Passés magnifiés, vérités rectifiées

Entre des rideaux d’épiderme et un bal de robes coloniales, l’exposition Éloges de l’image manquante éclaircit de bien sombres destins. Les artistes Caroline Mauxion, Raphaël Barontini et Gabrielle Goliath y exposent chacun(e) une nouvelle lecture de l’histoire à la Galerie d’art de l’UQAM jusqu’au 25 octobre. 

L’exposition est présentée dans le cadre de MOMENTA, un événement d’art contemporain ayant lieu tous les deux ans à Montréal. La Galerie d’art de l’UQAM est l’un des onze lieux d’exposition de la métropole. « On s’assure d’avoir un panel d’œuvres et d’artistes très diversifiés et on est très connecté avec ce que les gens pensent », insiste Dominique Sirois-Rouleau, directrice générale de MOMENTA et ancienne chargée de cours d’histoire de l’art à l’UQAM. 

L’arrimage entre les lieux d’exposition et les artistes n’est pas fait au hasard, assure-t-elle. Mme Sirois-Rouleau explique que les exposant(e)s ont notamment été choisi(e)s pour refléter les préoccupations des universitaires comme la santé mentale et les inégalités sociales. 

Toucher des corps sensibles

L’installation À la croisée du soin et du désir, qui accueille les visiteurs et visiteuses de la galerie, s’inspire du vécu de Caroline Mauxion, artiste émergente et doctorante en études et pratiques des arts de l’UQAM. 

Les archives médicales de l’artiste tapissent certaines œuvres. « Je réfléchis aux dispositifs mis en place pour redresser puis normaliser les corps. Ces appareillages, ces tiges de métal, ces corsets en sont des métaphores », indique-t-elle. 

 Les photos de corps dénudés en noir et blanc négatifs prises par l’artiste sont « une façon d’entremêler le parcours médical avec la notion de désir charnel et ainsi de se réapproprier son corps », explique Mme Mauxion. Le désir est exprimé à travers « ces corps médicalisés, qui ont beaucoup été touchés, manipulés, regardés différemment », estime-t-elle. 

Dans l’installation À la croisée du soin et du désir de Caroline Mauxion, plâtre, latex et papier soluble illustrent l’épiderme. Mention photo : Agathe Nogues. 

La multitude de matériaux utilisés par l’artiste rappelle les différentes textures de la peau. « On regarde avec le corps et plus seulement avec les yeux. On doit aussi se déplacer, on a presque envie de les toucher », dit-elle au sujet de ses œuvres.

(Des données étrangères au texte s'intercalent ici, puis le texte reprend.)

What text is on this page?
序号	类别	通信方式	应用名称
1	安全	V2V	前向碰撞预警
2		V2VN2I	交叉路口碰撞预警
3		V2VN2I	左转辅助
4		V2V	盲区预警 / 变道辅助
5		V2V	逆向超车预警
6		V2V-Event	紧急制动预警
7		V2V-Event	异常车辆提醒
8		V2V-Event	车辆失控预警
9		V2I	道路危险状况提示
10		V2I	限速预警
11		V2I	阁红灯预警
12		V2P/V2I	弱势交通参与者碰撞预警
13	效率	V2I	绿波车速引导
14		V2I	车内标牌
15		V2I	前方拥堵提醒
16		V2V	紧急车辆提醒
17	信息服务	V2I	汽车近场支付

Elles sont mises en lumière dans la thèse doctorale de l’artiste, dont les recherches portent sur les sujets queer et crip. Crippled est un terme péjoratif pour désigner les personnes en situation de handicap que cette communauté s’est réapproprié.

Ces thématiques résonnent chez certain(e)s visiteurs et visiteuses. « J’ai moi-même des malformations du pied. Les rideaux comme dans une chambre d’hôpital, ça m’a vraiment touchée », affirme Noémie Bach, étudiante en arts visuels à l’UQAM.

Rapiécer l’histoire

Avec son œuvre Twòn Kreyol, l’artiste Raphaël Barontini donne vie à des portraits, des costumes et des fresques inspirés des parades carnavalesques et des rites de résistance en mémoire des luttes contre l’esclavage.

Par le collage et le montage, l’artiste français propose une expérience visuelle audacieuse, mêlant iconographie classique et photographies ethnographiques coloniales issues d’Afrique de l’Ouest. 

Twòn Kreyol, créations de Raphaël Barontini. Mention photo : Agathe Nogues. 

Barontini met en lumière des figures militaires s’étant affranchi de l’esclavage comme Toussaint Louverture et Dutty Boukman tout en interrogeant les mécanismes de leur effacement dans l’histoire officielle. Les archives photographiques deviennent des hommages visuels qui transforment l’art en acte de réappropriation culturelle et de réparation symbolique.

Berceuse brutale

Élégie – pour deux ancêtres, œuvre de Gabrielle Goliath. Mention photo : Agathe Nogues. 

L’installation vidéo et sonore de l’artiste sud-africaine Gabrielle Goliath, Élégie – pour deux ancêtres, projette tour à tour sept chanteuses d’opéra qui maintiennent la même note pendant une heure complète. L’’œuvre a été créée à la mémoire  des femmes et des personnes LGBTQ+ victimes de violences patriarcales.

Ces chants à relai se muent, dans la noirceur, en acte politique : une commémoration intime, où l’art devient un cri contre l’oubli et un hommage à ceux et celles que la société a trop souvent réduit(e)s au silence.